Bisa membayangkan, bagaimana ketika dada kalian ditindih seseorang dari atas? Lalu seseorang itu turun, lalu naik lagi, turun lagi, dan hal itu terulang berkali-kali.
Pasti rasanya sesak bukan?
Seperti itulah yang sedang Rama rasakan. Namun Rama tak mengeluh, dia tidak mau membuat adik-adiknya khawatir.
Sekarang Rama sedang duduk bersandar, rasanya semakin sesak dipakai tidur. Apalagi jika tidurnya terlentang, baaah Rama tidak sanggup.
"Mas, baksonya udah aku kasih ke tetangga," Reva masuk rumah.
"Mbak Ratri bilang makasih, dia juga doain usaha Mas Rama semoga makin laris." sambung Reva.
Rama mengangguk. "Aamiin, baik banget mereka mau do'ain usaha kita,"
Reva menyadari tarikan nafas Rama yang terdengar berat. "Ke puskesmas yuk, Mas."
"Mager, ah," jawab Rama ngasal. Terlebih kepalanya sedang berdenyut tak karuan.
"Lah gimana nih? Masa aku biarin Mas Rama kaya gini."
"Sesek dikit, nggak perlu kawatir. Mas udah biasa," tangan kanan Rama naik memijit-mijit dada. Rama melakukan itu untuk meringankan rasa nyeri.
"Sekarang aja Mas, nanti kalau ditahan-tahan aku takut Mas Rama kaya kemarin," bujuk Reva.

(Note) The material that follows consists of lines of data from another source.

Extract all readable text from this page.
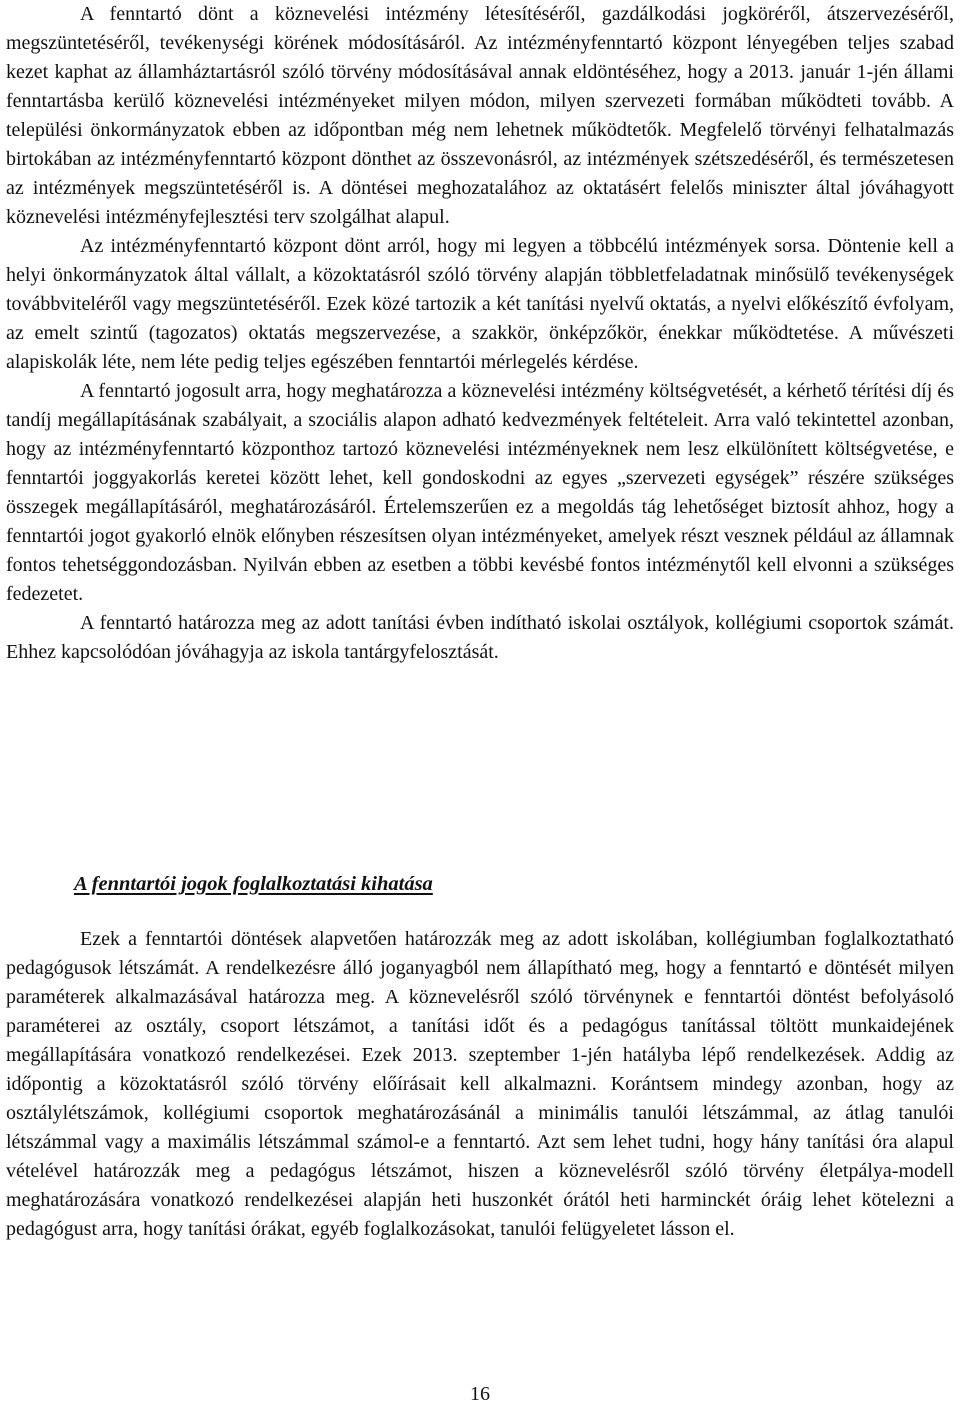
A fenntartó dönt a köznevelési intézmény létesítéséről, gazdálkodási jogköréről, átszervezéséről, megszüntetéséről, tevékenységi körének módosításáról. Az intézményfenntartó központ lényegében teljes szabad kezet kaphat az államháztartásról szóló törvény módosításával annak eldöntéséhez, hogy a 2013. január 1-jén állami fenntartásba kerülő köznevelési intézményeket milyen módon, milyen szervezeti formában működteti tovább. A települési önkormányzatok ebben az időpontban még nem lehetnek működtetők. Megfelelő törvényi felhatalmazás birtokában az intézményfenntartó központ dönthet az összevonásról, az intézmények szétszedéséről, és természetesen az intézmények megszüntetéséről is. A döntései meghozatalához az oktatásért felelős miniszter által jóváhagyott köznevelési intézményfejlesztési terv szolgálhat alapul.

Az intézményfenntartó központ dönt arról, hogy mi legyen a többcélú intézmények sorsa. Döntenie kell a helyi önkormányzatok által vállalt, a közoktatásról szóló törvény alapján többletfeladatnak minősülő tevékenységek továbbviteléről vagy megszüntetéséről. Ezek közé tartozik a két tanítási nyelvű oktatás, a nyelvi előkészítő évfolyam, az emelt szintű (tagozatos) oktatás megszervezése, a szakkör, önképzőkör, énekkar működtetése. A művészeti alapiskolák léte, nem léte pedig teljes egészében fenntartói mérlegelés kérdése.

A fenntartó jogosult arra, hogy meghatározza a köznevelési intézmény költségvetését, a kérhető térítési díj és tandíj megállapításának szabályait, a szociális alapon adható kedvezmények feltételeit. Arra való tekintettel azonban, hogy az intézményfenntartó központhoz tartozó köznevelési intézményeknek nem lesz elkülönített költségvetése, e fenntartói joggyakorlás keretei között lehet, kell gondoskodni az egyes „szervezeti egységek” részére szükséges összegek megállapításáról, meghatározásáról. Értelemszerűen ez a megoldás tág lehetőséget biztosít ahhoz, hogy a fenntartói jogot gyakorló elnök előnyben részesítsen olyan intézményeket, amelyek részt vesznek például az államnak fontos tehetséggondozásban. Nyilván ebben az esetben a többi kevésbé fontos intézménytől kell elvonni a szükséges fedezetet.

A fenntartó határozza meg az adott tanítási évben indítható iskolai osztályok, kollégiumi csoportok számát. Ehhez kapcsolódóan jóváhagyja az iskola tantárgyfelosztását.

A fenntartói jogok foglalkoztatási kihatása

Ezek a fenntartói döntések alapvetően határozzák meg az adott iskolában, kollégiumban foglalkoztatható pedagógusok létszámát. A rendelkezésre álló joganyagból nem állapítható meg, hogy a fenntartó e döntését milyen paraméterek alkalmazásával határozza meg. A köznevelésről szóló törvénynek e fenntartói döntést befolyásoló paraméterei az osztály, csoport létszámot, a tanítási időt és a pedagógus tanítással töltött munkaidejének megállapítására vonatkozó rendelkezései. Ezek 2013. szeptember 1-jén hatályba lépő rendelkezések. Addig az időpontig a közoktatásról szóló törvény előírásait kell alkalmazni. Korántsem mindegy azonban, hogy az osztálylétszámok, kollégiumi csoportok meghatározásánál a minimális tanulói létszámmal, az átlag tanulói létszámmal vagy a maximális létszámmal számol-e a fenntartó. Azt sem lehet tudni, hogy hány tanítási óra alapul vételével határozzák meg a pedagógus létszámot, hiszen a köznevelésről szóló törvény életpálya-modell meghatározására vonatkozó rendelkezései alapján heti huszonkét órától heti harminckét óráig lehet kötelezni a pedagógust arra, hogy tanítási órákat, egyéb foglalkozásokat, tanulói felügyeletet lásson el.

16
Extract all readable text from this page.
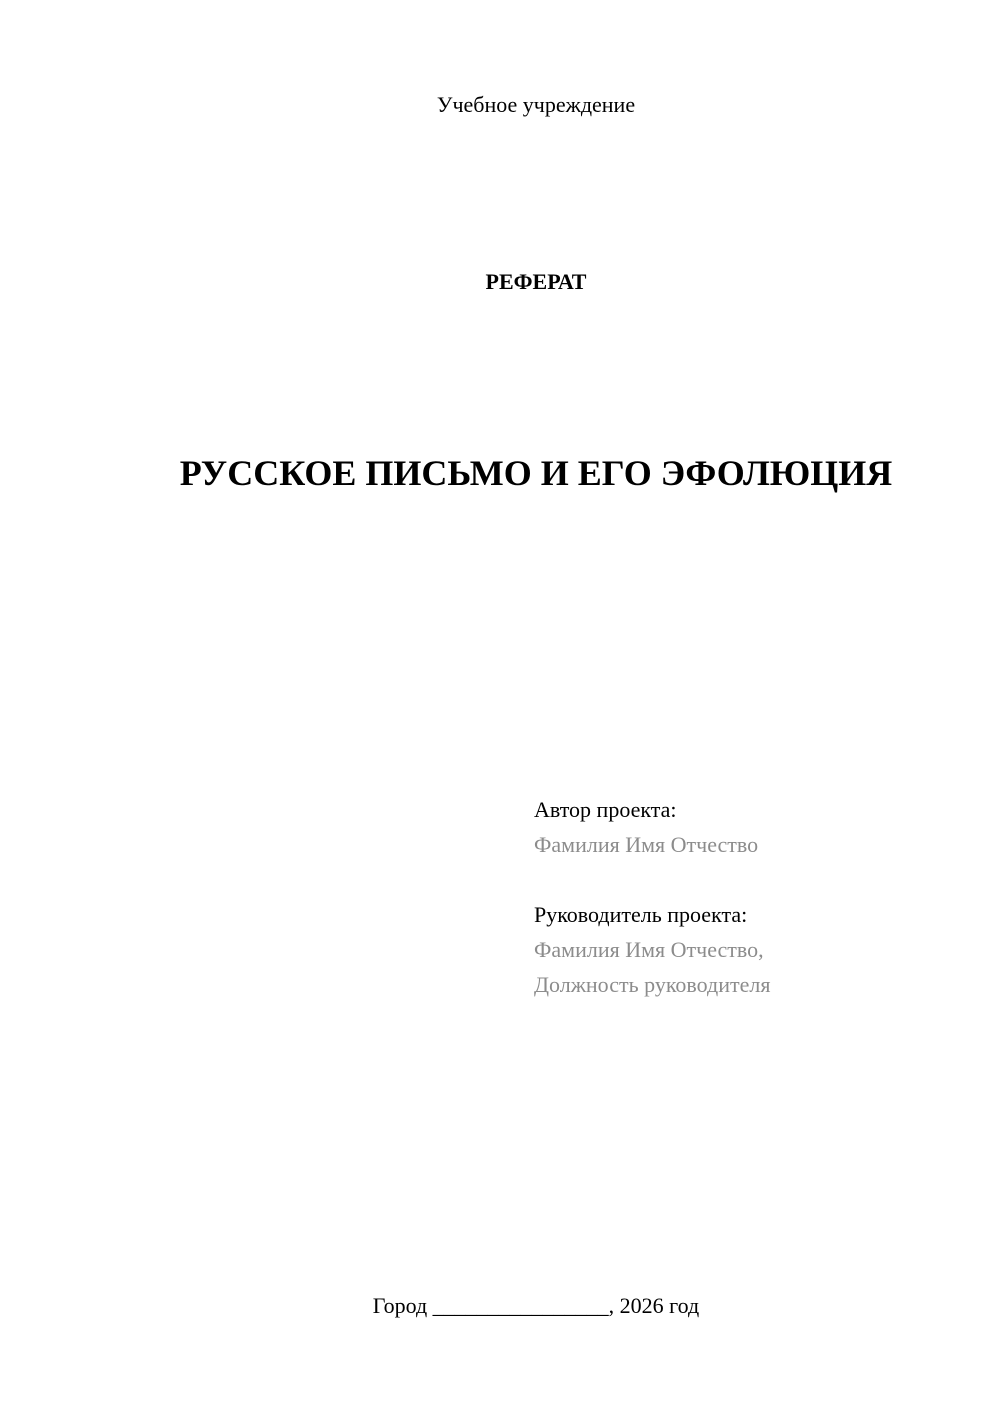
Учебное учреждение
РЕФЕРАТ
РУССКОЕ ПИСЬМО И ЕГО ЭФОЛЮЦИЯ
Автор проекта:
Фамилия Имя Отчество
Руководитель проекта:
Фамилия Имя Отчество,
Должность руководителя
Город ________________, 2026 год
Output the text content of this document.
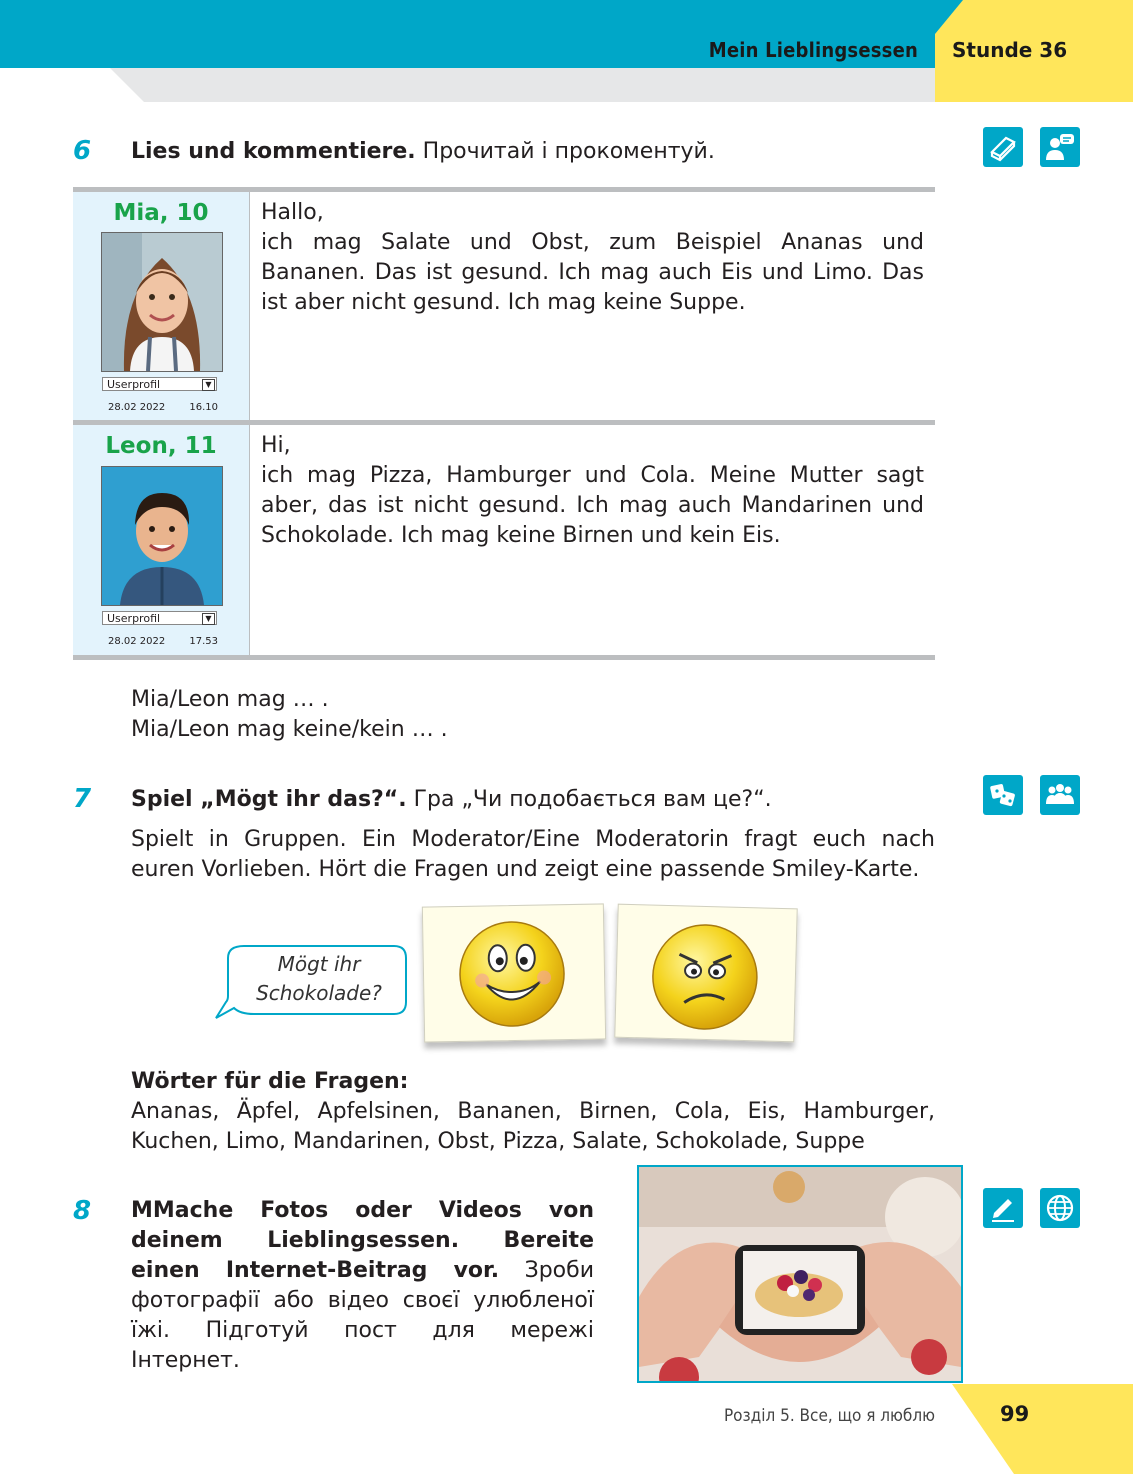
Mein Lieblingsessen Stunde 36
6 Lies und kommentiere. Прочитай і прокоментуй.
Mia, 10
Userprofil	▼
28.02 2022 16.10
Hallo,
ich mag Salate und Obst, zum Beispiel Ananas und Bananen. Das ist gesund. Ich mag auch Eis und Limo. Das ist aber nicht gesund. Ich mag keine Suppe.
Leon, 11
Userprofil	▼
28.02 2022 17.53
Hi,
ich mag Pizza, Hamburger und Cola. Meine Mutter sagt aber, das ist nicht gesund. Ich mag auch Mandarinen und Schokolade. Ich mag keine Birnen und kein Eis.
Mia/Leon mag … .
Mia/Leon mag keine/kein … .
7 Spiel „Mögt ihr das?“. Гра „Чи подобається вам це?“.
Spielt in Gruppen. Ein Moderator/Eine Moderatorin fragt euch nach euren Vorlieben. Hört die Fragen und zeigt eine passende Smiley-Karte.
Mögt ihr
Schokolade?
Wörter für die Fragen:
Ananas, Äpfel, Apfelsinen, Bananen, Birnen, Cola, Eis, Hamburger, Kuchen, Limo, Mandarinen, Obst, Pizza, Salate, Schokolade, Suppe
8 MMache Fotos oder Videos von deinem Lieblingsessen. Bereite einen Internet-Beitrag vor. Зроби фотографії або відео своєї улюбленої їжі. Підготуй пост для мережі Інтернет.
Розділ 5. Все, що я люблю	99
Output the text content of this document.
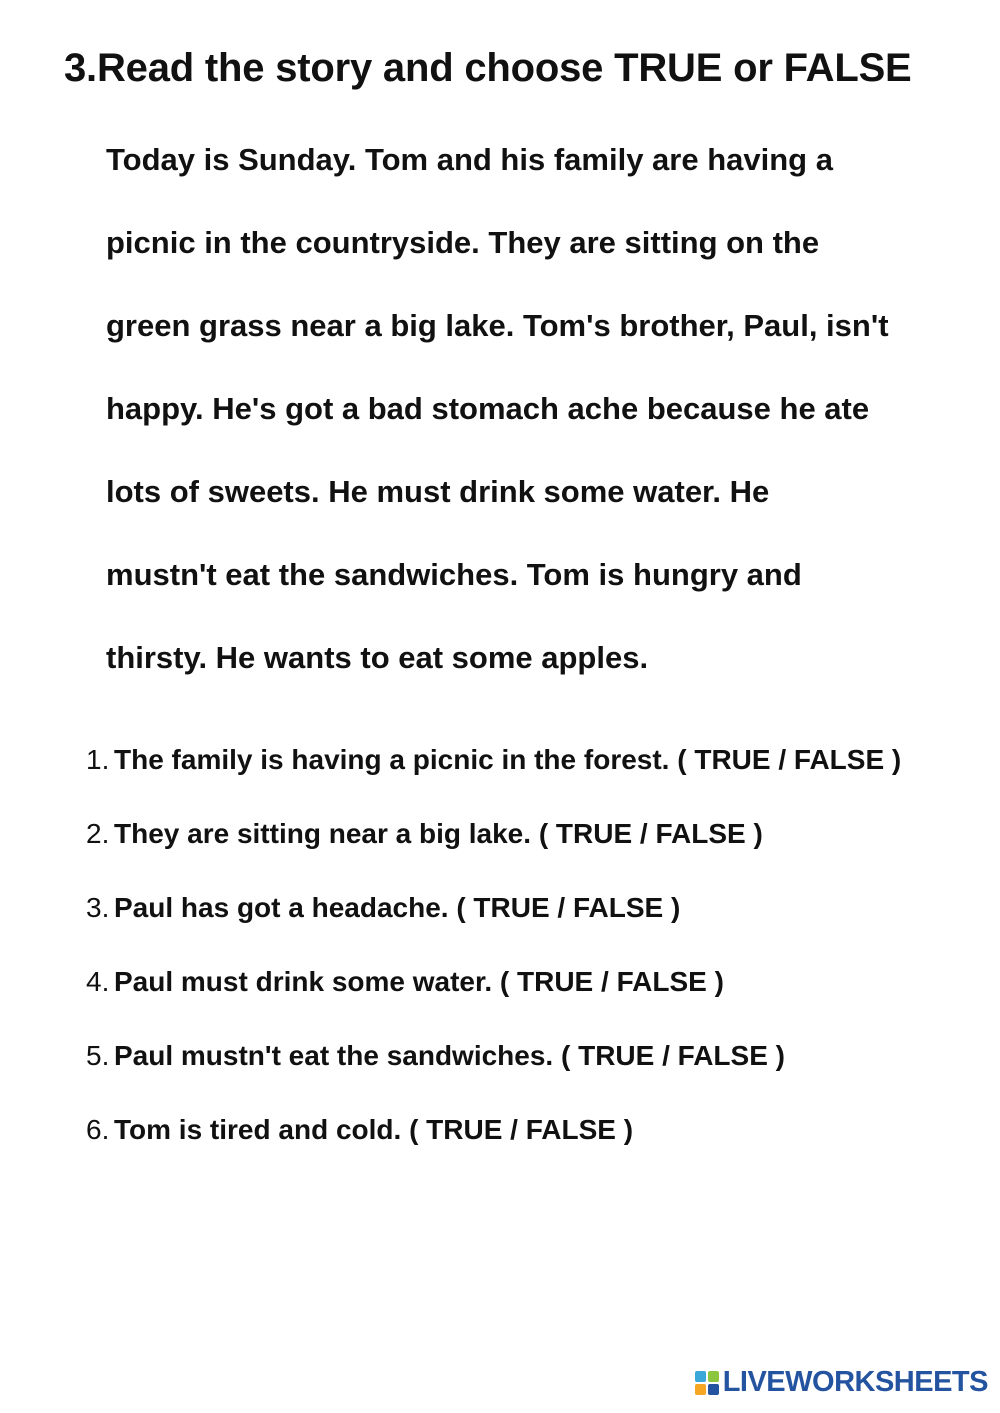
3.Read the story and choose TRUE or FALSE
Today is Sunday. Tom and his family are having a
picnic in the countryside. They are sitting on the
green grass near a big lake. Tom's brother, Paul, isn't
happy. He's got a bad stomach ache because he ate
lots of sweets. He must drink some water. He
mustn't eat the sandwiches. Tom is hungry and
thirsty. He wants to eat some apples.
1. The family is having a picnic in the forest. ( TRUE / FALSE )
2. They are sitting near a big lake. ( TRUE / FALSE )
3. Paul has got a headache. ( TRUE / FALSE )
4. Paul must drink some water. ( TRUE / FALSE )
5. Paul mustn't eat the sandwiches. ( TRUE / FALSE )
6. Tom is tired and cold. ( TRUE / FALSE )
LIVEWORKSHEETS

"Enggak ya ampun ..." Rama terkekeh, lalu meringis. Tertawa pun menambah intensitas rasa sakitnya.
Rama memejamkan mata dengan bantuan obat pereda nyeri, sudah lama sekali ia tak mengonsumsi obat itu. Belum melewati tanggal kadaluwarsa jadi Rama minum saja.
JLUK!
Rama meringis tanpa bersuara. Benar-benar seperti ditindih, diinjak berulang kali.
"Oke, tenang." Rama bersugesti.
Rama menekan inhaler ke dalam mulut. Baru sadar benda itu terasa lebih ringan, Rama mengocok benda kecil itu pelan. Berharap masih ada sisa, satu semprotan saja rasanya kurang.
"Hey, habis dari mana?" Rama memanggil Rafis, melihat sekelibat anak itu dari pintu yang memang tidak ditutup rapat.
Rama bisa berjalan. Dia mengikuti Rafis yang tidak mengindahkan pertanyaan Rama.
"Fis. Dari mana?"
"Nggak dari mana-mana, Mas," jawab Rafis tak memuaskan.
"Nge-band lagi?" tebak Rama.
"Latihan, besok mau perform. Duitnya aku tabung buat beli hp seken." timpal Rafis.
"Tapi kamu lihat waktu, ini udah malem. Kerja sekolah kamu udah beres belum?"
"Ah, nggak penting Mas," Rafis mendesah.
"Penting lah, masa depan kok nggak penting." sahut Rama.
Tidak ingin memperpanjang keributan, jiwa remaja Rafis memang sedang panas-panasnya. Rama juga pernah berada di posisi seperti Rafis; ingin kerja dan mendapatkan uang sendiri. Tapi yang salah bukan keinginan Rafis, tetapi Rafis yang tidak pandai mengatur waktu, dia juga ceroboh. Buktinya, kunci motor masih tergantung di stop kontak mana masih dalam keadaan 'ON'.
"Awwwh, sakit anjir!" Rafis teriak telinganya ditarik.
"Kalau akinya tekor gimana?" Rama menambah kekuatan tangannya yang menarik daun telinga Rafis.
"Anj-"
"Mulutmu!" Rama melepaskan jeweran sambil menegur.
Rafis menyengir. Mengusap telinganya yang sudah ia pastikan merah merona.